すべては神様が創られた |
すべては神様が創られた 深い悲しみと焦燥の中から生まれたことばに、黒田征太郎のエネルギーが注ぎ込まれ1冊の熱い絵本になった。 2022年2月24日ロシアがウクライナに侵攻しました。出口の見えない殺し合いが続いています。この絵本が世に出るころには停戦状態になっていること祈っています。絵本に込めた思いは、特定の国の応援ではなく「NO WAR―戦争を止めろ」です。(中略)「正義感」という人の思いを呑み込みつつ戦争は拡大していきます。 戦争に良い戦争も悪い戦争もありません。戦争そのものが悪です。この機に乗じて核武装が必要などという妄言が出始めています。私たちはあの道を二度と歩むことは出来ないのです。 ■推薦コメント 戦争はいつもたくさんの言葉を動員する。たくさんの言葉が要るのは、どれだけ言葉を尽くしても自分がふるう暴力を正当化することができないということを誰もが心のどこかで知っているからである。戦争についての言葉は、当事者であろうとなかろうと、自分自身に向けて、しばしば自分の思考を停止させるために発される。停止された思考が息を吹き返すような言葉を探り当てること、それが私たちにできる数少ないことの一つだと思う。奥田さんの言葉にはその力がある。 内田樹(思想家)
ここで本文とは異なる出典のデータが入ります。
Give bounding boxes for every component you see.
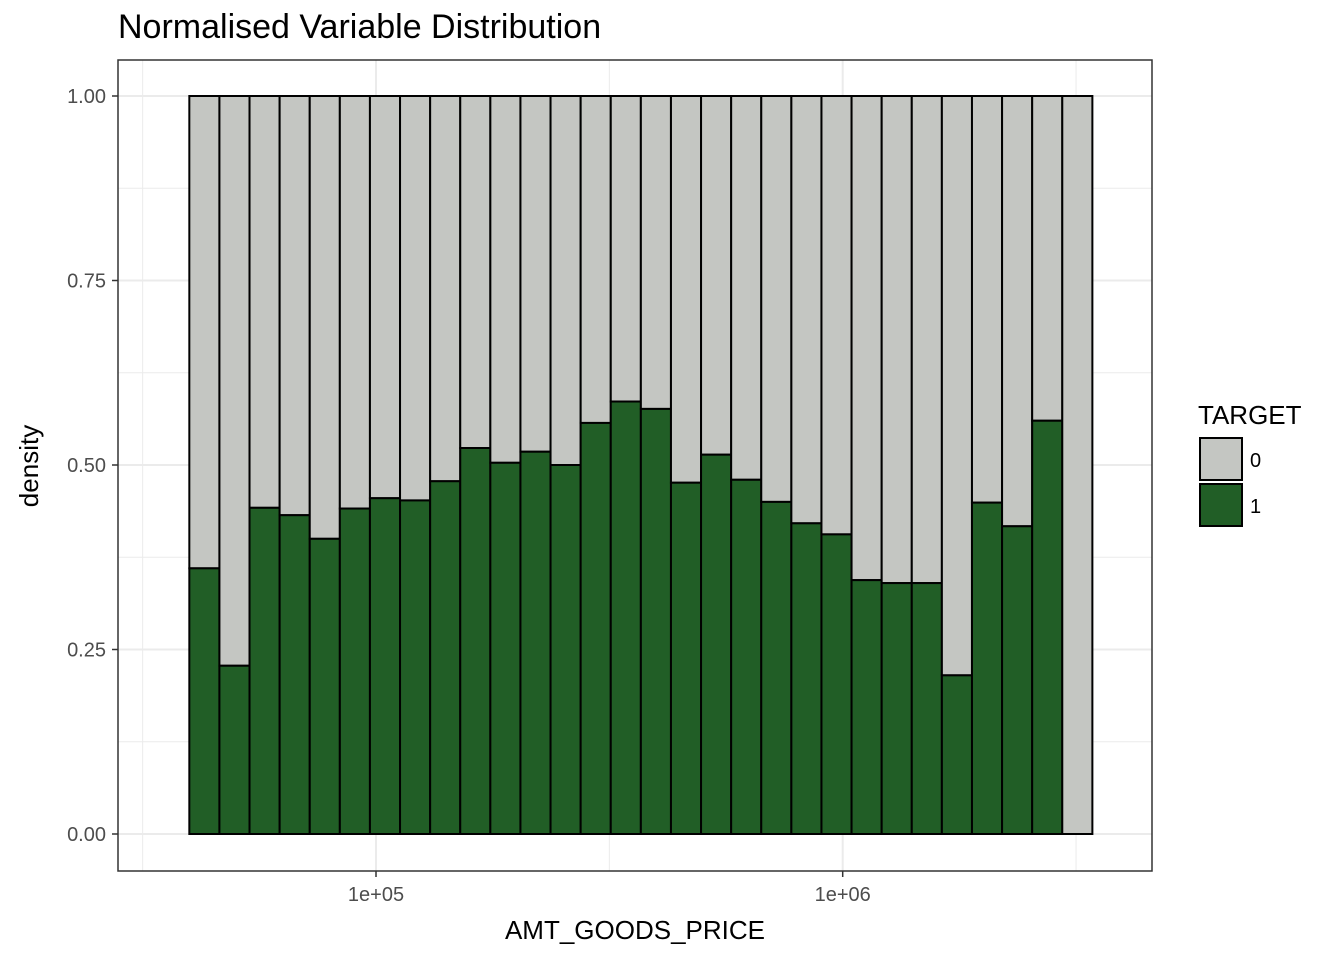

どんな国の人でも、どんな性別でも、どんな年齢、どんな職業、どんな生まれ育ちであっても、そして、どんな神を信じていても、或いは神など信じていなくても、今はそれぞれの声で、断固として「戦争反対!」と訴えるべき時だ。 平野啓一郎(作家)
牧師の奥田さんは問う。「神様は、なんのために人間の口や手や目を創られたのか」。そして続ける。「戦争するためではないだろう」。 信心が足りない僕は思う。「口や手や目は、悠久の時間のなかで遺伝子がエラーを繰り返した結果できあがったものだから、そこに目的はないだろう」 本書を読むと、以上のような「自分なりの考え方」が思い浮かぶことだろう(僕の考え方が味気ないことは自覚しています)。なぜなら、奥田さんのことばとともに、黒田さんの絵が描かれているからだ。黒田さんは神様を登場させずに「戦争するためではないだろう」と語る。2人が違う語り方で「戦争するためではないだろう」と示してくれるから、「では、僕は」と考えたくなる。魅力的な本である。 山崎亮(コミュニティデザイナー)
人間が善きものであることを信じる奥田知志さんの魂の言葉と、生命のエネルギーをその絵筆からほとばしらせる黒田征太郎さんの絵が響き合って、未来を託せる素晴らしい絵本ができた。この困難な時代だからこそ、へだてない、決めつけない、あきらめない心の強さとしなやかさを持ちたい。この一冊の思いが世界のすみずみまで届きますように!